Il patron del Frosinone, Maurizio Stirpe, intervenuto a Cor.Sport, ha detto la sua sul momento attuale del calcio, che deve fare i conti con l'emergenza Covid-19:
"Non dobbiamo rimanere immobili, non esiste un'attività esente da rischi. Adesso serve massima attenzione, dobbiamo muoverci da questa condizione nel rispetto dei vincoli di sicurezza. Valuto positivamente questa graduale apertura. Fase 2 anche nel calcio? Prendere altro tempo per arrivare a giugno coniuga cautela e fattibilità. Ci sono le condizioni per riprendere in sicurezza, bisogna vedere se queste condizioni si consolideranno o bisognerà ripensare al tutto in una logica prudenziale".
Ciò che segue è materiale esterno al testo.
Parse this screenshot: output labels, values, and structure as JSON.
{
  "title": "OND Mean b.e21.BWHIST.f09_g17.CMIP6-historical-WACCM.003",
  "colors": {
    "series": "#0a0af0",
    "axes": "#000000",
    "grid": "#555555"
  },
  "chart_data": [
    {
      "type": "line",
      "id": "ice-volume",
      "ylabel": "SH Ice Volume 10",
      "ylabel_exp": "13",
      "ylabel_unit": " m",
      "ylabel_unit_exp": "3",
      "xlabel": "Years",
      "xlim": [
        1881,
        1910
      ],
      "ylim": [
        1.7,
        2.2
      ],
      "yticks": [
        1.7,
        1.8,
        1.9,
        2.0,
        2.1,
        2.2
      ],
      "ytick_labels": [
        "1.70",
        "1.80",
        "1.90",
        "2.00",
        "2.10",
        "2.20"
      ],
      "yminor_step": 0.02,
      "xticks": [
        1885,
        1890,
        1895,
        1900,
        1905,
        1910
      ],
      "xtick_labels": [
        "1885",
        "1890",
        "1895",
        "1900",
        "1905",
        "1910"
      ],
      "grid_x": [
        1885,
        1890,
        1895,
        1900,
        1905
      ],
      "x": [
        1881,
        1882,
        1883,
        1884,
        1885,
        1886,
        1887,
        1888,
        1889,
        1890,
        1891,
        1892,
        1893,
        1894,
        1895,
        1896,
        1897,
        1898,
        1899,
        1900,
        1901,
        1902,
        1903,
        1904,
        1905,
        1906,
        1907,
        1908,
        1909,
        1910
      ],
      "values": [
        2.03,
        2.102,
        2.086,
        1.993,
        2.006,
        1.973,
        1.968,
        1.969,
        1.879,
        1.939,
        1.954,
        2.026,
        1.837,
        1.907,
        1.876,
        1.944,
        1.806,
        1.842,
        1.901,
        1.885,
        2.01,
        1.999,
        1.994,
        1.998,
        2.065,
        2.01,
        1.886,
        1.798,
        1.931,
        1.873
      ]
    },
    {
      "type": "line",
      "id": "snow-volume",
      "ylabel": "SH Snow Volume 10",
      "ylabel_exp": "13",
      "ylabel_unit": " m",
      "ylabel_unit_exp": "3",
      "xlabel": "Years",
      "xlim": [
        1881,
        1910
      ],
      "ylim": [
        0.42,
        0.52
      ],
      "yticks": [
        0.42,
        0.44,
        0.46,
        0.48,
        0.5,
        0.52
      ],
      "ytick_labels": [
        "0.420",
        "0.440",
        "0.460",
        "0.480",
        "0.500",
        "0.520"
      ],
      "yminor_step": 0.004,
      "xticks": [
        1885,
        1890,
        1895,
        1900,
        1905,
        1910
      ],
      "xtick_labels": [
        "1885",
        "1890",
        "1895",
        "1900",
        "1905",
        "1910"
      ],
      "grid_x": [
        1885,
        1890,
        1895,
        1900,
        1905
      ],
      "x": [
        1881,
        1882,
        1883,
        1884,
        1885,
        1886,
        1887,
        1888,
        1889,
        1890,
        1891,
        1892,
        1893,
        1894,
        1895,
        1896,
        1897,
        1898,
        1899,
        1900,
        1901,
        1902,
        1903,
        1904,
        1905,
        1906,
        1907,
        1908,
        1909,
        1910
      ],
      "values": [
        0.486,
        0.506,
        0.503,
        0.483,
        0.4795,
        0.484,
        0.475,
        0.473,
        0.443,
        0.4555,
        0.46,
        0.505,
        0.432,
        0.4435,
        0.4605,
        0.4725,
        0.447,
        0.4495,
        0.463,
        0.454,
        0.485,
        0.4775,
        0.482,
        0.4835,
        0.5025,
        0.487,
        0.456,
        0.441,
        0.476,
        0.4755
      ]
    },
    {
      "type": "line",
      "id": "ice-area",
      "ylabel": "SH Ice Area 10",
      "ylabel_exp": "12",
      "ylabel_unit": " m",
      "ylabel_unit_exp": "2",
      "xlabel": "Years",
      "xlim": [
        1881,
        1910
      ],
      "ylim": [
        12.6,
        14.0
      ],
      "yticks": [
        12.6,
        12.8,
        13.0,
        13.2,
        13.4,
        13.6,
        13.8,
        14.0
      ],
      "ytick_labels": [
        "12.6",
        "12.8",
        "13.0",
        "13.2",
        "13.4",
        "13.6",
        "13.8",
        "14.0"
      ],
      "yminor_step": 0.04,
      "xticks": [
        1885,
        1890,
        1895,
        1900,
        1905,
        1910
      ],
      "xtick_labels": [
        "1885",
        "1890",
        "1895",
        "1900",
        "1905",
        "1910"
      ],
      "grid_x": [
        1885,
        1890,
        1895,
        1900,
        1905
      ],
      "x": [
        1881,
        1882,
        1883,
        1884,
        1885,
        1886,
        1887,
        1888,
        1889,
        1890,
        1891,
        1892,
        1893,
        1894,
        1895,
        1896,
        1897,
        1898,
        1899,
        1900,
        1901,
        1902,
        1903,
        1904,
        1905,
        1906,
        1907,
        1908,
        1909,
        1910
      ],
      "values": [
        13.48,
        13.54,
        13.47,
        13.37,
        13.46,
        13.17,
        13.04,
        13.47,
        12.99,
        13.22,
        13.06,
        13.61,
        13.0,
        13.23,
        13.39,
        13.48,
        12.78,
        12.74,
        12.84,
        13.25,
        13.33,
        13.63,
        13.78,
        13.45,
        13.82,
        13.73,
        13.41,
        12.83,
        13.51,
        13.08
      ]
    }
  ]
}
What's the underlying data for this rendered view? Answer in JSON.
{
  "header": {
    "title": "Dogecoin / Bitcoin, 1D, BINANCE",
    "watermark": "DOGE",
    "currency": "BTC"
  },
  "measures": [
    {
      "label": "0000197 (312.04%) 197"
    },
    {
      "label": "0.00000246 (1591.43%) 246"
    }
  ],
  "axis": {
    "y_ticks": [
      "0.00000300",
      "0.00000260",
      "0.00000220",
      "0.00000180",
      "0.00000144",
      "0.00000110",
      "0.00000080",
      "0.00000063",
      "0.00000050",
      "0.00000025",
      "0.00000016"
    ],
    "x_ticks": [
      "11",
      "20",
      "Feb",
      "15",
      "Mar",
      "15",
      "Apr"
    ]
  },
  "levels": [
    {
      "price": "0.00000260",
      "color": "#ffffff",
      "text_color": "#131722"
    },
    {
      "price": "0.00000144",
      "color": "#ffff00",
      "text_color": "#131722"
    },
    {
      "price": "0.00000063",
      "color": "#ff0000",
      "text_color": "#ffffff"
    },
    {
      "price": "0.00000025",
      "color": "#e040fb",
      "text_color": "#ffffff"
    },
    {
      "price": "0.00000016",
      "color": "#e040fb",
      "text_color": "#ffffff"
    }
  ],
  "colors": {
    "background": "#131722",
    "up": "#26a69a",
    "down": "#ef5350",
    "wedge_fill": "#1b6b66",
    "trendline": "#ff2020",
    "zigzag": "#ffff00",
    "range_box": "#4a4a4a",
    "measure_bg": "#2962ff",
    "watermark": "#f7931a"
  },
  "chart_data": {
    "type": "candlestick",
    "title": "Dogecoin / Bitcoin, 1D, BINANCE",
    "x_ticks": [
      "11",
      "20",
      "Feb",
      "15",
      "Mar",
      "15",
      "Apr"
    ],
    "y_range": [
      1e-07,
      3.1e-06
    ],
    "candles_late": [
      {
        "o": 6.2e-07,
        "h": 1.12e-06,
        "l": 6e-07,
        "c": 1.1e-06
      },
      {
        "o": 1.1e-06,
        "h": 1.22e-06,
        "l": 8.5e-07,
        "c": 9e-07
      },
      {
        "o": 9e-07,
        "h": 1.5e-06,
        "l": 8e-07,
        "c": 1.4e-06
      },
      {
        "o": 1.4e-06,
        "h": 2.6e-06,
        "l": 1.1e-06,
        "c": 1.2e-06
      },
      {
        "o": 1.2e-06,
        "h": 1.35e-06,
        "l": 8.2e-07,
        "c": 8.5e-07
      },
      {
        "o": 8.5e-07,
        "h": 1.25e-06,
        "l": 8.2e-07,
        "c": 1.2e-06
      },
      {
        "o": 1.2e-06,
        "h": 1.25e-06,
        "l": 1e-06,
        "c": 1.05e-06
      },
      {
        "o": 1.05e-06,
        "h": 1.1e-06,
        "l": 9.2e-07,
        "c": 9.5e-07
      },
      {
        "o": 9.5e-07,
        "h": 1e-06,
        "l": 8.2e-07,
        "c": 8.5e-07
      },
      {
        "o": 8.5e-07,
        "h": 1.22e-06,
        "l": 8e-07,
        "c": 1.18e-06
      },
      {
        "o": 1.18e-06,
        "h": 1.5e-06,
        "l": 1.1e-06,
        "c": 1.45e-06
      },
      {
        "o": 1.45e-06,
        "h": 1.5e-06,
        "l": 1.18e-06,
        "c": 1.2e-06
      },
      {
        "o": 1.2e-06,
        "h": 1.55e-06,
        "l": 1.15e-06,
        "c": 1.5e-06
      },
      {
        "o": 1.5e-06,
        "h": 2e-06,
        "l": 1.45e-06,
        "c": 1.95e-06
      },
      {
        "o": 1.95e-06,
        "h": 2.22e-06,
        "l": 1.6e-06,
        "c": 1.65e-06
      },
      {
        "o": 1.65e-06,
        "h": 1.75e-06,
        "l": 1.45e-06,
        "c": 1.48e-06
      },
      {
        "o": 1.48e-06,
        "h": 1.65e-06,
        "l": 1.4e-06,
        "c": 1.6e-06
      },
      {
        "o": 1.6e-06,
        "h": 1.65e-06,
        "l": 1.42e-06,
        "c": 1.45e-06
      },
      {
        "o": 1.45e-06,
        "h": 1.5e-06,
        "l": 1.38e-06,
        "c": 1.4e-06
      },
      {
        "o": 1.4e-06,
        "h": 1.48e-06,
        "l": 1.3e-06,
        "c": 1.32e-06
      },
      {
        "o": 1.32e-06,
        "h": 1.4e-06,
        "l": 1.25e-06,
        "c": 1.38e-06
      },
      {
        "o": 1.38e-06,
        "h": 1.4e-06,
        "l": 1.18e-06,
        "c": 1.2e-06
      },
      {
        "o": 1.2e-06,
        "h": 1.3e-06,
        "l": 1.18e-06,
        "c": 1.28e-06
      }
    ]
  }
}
Sottolinea Stirpe: "Resto fiducioso che si possa tornare in campo quanto prima e limitare così i danni economici della pandemia. Questa è l’unica strada per evitare guai e mali peggiori. Anche le mie proposte di concludere i tornei nell’anno solare o, se non si riesce, di ripartire a gennaio, vanno nella direzione di privilegiare il merito sportivo sul campo. Coi tifosi sugli spalti sarebbe l’ideale".
Sulla serie B: "Ci sono due vie: la prima è che quella che vengano annullati tutti i campionati facendo finta che non siano mai giocati per l'impossibilità di portarla a compimento. L'altra ipotesi è quella che venga valutata l'attuale classifica con 3 promosse e tre retrocesse".
Sulla Legge Melandri Stirpe sottolinea: "Il nostro movimento dipende troppo dai diritti tv, bisognerebbe captare altri ricavi. L'attuale distribuzione della Legge Melandri ha creato diseguaglianze notevoli. In Germani i9 club di B prendono il 20% dei proventi tv. Se noi cambiamo, si potrebbe pensare a stadi di proprietà, nuove politiche di marketing e politiche che coinvolgano maggiormente i tifosi".